Это было признаком того, что Яков Борисович собирается произносить речь. И действительно, он дошел до столика с телевизором, постоял, очевидно продумывая то, что им сказано, а потом, повернувшись, продолжал:
– А может быть, наоборот… Может быть, и наоборот!.. Во всяком случае, между ними есть полная взаимозависимость. Диалектика, милый мой. Диалектика! Честность – основа всего. И в школе, и дома, и на производстве, и в общественной жизни, даже на улице. И вообще – какая может быть жизнь без честности? А у нас, в социалистическом обществе, тем более. Честь – это высший человеческий девиз! Вам об этом, вероятно, и в школе говорят, и в комсомоле… Хотя ты… Вот видишь, ты даже не комсомолец! Ты, вероятно, не читал Макаренко, Калинина. А как же без этого? Если воспитывать себя в коммунистическом духе, как же не обращаться к нашим классикам? Нужно равнять себя на большие горизонты жизни. Но этого нужно хотеть! А вот хочешь ли ты этого? И вообще – чего ты хочешь? Разобраться нужно в этом, разобраться! Я допускаю, сам ты не можешь, не в силах. Юность самонадеянна, но глупа. Так спроси! Поговори! Поделись!.. А ты молчишь!
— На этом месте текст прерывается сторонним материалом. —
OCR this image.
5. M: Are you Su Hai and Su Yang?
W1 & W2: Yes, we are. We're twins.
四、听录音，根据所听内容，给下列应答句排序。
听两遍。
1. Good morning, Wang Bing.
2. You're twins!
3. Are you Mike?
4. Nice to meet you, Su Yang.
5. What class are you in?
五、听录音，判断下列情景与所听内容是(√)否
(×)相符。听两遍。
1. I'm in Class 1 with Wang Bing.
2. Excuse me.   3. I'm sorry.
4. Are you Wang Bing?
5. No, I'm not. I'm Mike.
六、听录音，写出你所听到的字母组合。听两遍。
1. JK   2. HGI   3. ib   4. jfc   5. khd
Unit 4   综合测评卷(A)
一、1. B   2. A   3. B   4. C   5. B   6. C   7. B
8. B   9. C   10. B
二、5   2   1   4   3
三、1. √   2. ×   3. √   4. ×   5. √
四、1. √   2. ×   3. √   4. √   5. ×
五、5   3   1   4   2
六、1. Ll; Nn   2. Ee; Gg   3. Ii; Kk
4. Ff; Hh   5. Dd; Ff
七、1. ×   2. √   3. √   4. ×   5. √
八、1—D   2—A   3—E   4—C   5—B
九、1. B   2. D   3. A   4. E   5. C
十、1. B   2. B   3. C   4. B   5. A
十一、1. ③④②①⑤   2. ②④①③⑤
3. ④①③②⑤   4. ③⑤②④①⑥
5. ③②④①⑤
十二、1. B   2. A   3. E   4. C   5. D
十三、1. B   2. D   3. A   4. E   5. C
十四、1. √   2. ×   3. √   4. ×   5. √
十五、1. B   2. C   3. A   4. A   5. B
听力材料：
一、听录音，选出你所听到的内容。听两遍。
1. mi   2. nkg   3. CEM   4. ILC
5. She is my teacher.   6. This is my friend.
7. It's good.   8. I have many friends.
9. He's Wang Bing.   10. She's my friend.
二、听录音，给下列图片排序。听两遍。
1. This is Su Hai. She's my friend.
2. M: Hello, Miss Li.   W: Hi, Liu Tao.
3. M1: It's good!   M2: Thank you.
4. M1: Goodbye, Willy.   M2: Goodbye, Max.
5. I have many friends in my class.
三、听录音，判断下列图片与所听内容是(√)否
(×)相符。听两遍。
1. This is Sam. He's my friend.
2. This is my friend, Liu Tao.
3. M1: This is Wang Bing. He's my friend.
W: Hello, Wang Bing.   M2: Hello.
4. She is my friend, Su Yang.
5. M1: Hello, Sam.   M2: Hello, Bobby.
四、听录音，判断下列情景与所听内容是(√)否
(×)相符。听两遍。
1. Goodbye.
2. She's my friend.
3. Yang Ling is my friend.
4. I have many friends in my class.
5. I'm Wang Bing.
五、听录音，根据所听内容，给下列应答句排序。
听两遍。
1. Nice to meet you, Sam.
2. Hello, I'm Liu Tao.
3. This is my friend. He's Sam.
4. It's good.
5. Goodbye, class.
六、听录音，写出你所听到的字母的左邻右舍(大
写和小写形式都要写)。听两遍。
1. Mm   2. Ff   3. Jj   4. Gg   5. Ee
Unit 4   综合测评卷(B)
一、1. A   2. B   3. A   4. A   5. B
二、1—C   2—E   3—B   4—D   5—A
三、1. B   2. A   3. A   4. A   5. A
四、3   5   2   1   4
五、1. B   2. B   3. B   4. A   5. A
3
Нина Павловна с удовольствием слушала эту убежденную, хотя и немного выспреннюю речь. Вот наконец Яков Борисович нашел, кажется, настоящий тон, тон наставника, почти отца, строгого, принципиального, умного, который не просто ругает, а убеждает и увязывает случившееся с большими горизонтами жизни. И тем больше ее поразило уже не упрямое, а почти злое, исступленное лицо, с которым Антон слушал отчима. Он впился в Якова Борисовича глазами и следил за ним, за каждым его движением, как он ходил от дивана до телевизора и обратно.
Вместо радости, которая только что охватывала ее, в душе Нины Павловны вдруг быстро, грозно стало нарастать необыкновенное волнение, тревога, почти отчаяние, и, когда все это достигло крайнего, невыносимого предела, она закричала:
– Чего же ты молчишь, на самом деле? Дрянь ты этакая! Дрянь! Другие дети как дети, от других матери радости видят, гордятся ими, а ты?.. Яков Борисович старается тебя на путь направить, он с тобой как с сыном, а ты…
Крик ее превратился в визг, готовый перейти в истерические слезы. Но в ответ на все это Антон сжал кулаки, напрягся как струна.
– С сыном? – тихо проговорил он. – Как с родным сыном? А его собственный сын где? Собственный!